Explainable machine learning on clinical features to predict and differentiate Alzheimer's progression by sex: Toward a clinician-tailored web interface

Alzheimer's disease (AD), the most common neurodegenerative disorder world-wide, presents sex-specific differences in its manifestation and progression, necessitating personalized diagnostic approaches. Current procedures are often costly and invasive, lacking consideration of sex-based differences. This study introduces an explainable machine learning (ML) system to predict and differentiate the progression of AD based on sex, using non-invasive, easily collectible predictors such as neuropsychological test scores and sociodemographic data, enabling its application in every day clinical settings. The ML model uses SHapley Additive explanations (SHAP) and Local Interpretable Model-Agnostic Explanations (LIME) to provide clear insights into its decision-making, making complex outcomes easier to interpret. The system includes a user-friendly graphical interface designed in collaboration with clinicians, supporting its integration into medical practice. The study extends the cohort to include healthy and Mild Cognitive Impairment subjects, aiming to support early diagnosis in AD pre-clinical stages.

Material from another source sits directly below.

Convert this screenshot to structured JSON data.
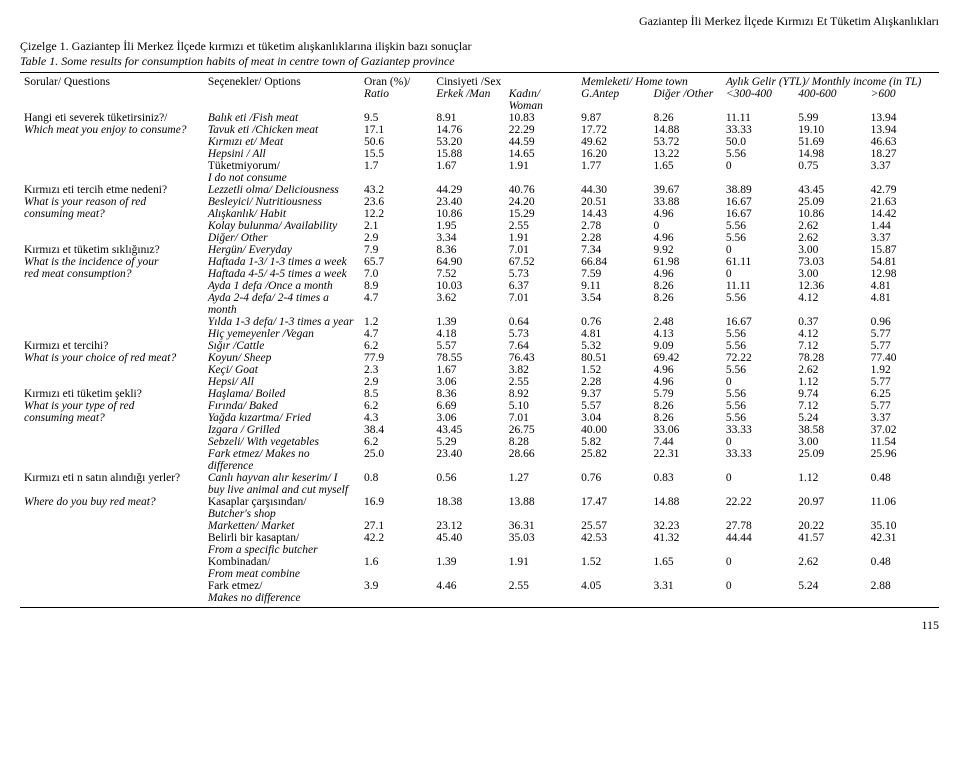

The ML system was trained on a large dataset of 2407 subjects from the ADNI open dataset, enhancing its robustness and applicability. By focusing on sex-specific features and utilizing longitudinal data, the system aims to improve prediction accuracy and early detection of AD, ultimately advancing personalized diagnostic and therapeutic approaches. Key findings highlight the significance of the Mini-Mental State Examination, Rey Auditory Verbal Learning Test, Logical Memory - Delayed Recall, and educational attainment in AD diagnosis and progression, with sex-based disparities. Despite performance metrics based on precision, recall, and weighted F1-score demonstrating model efficacy, future research should address the limitations of relying on a single dataset.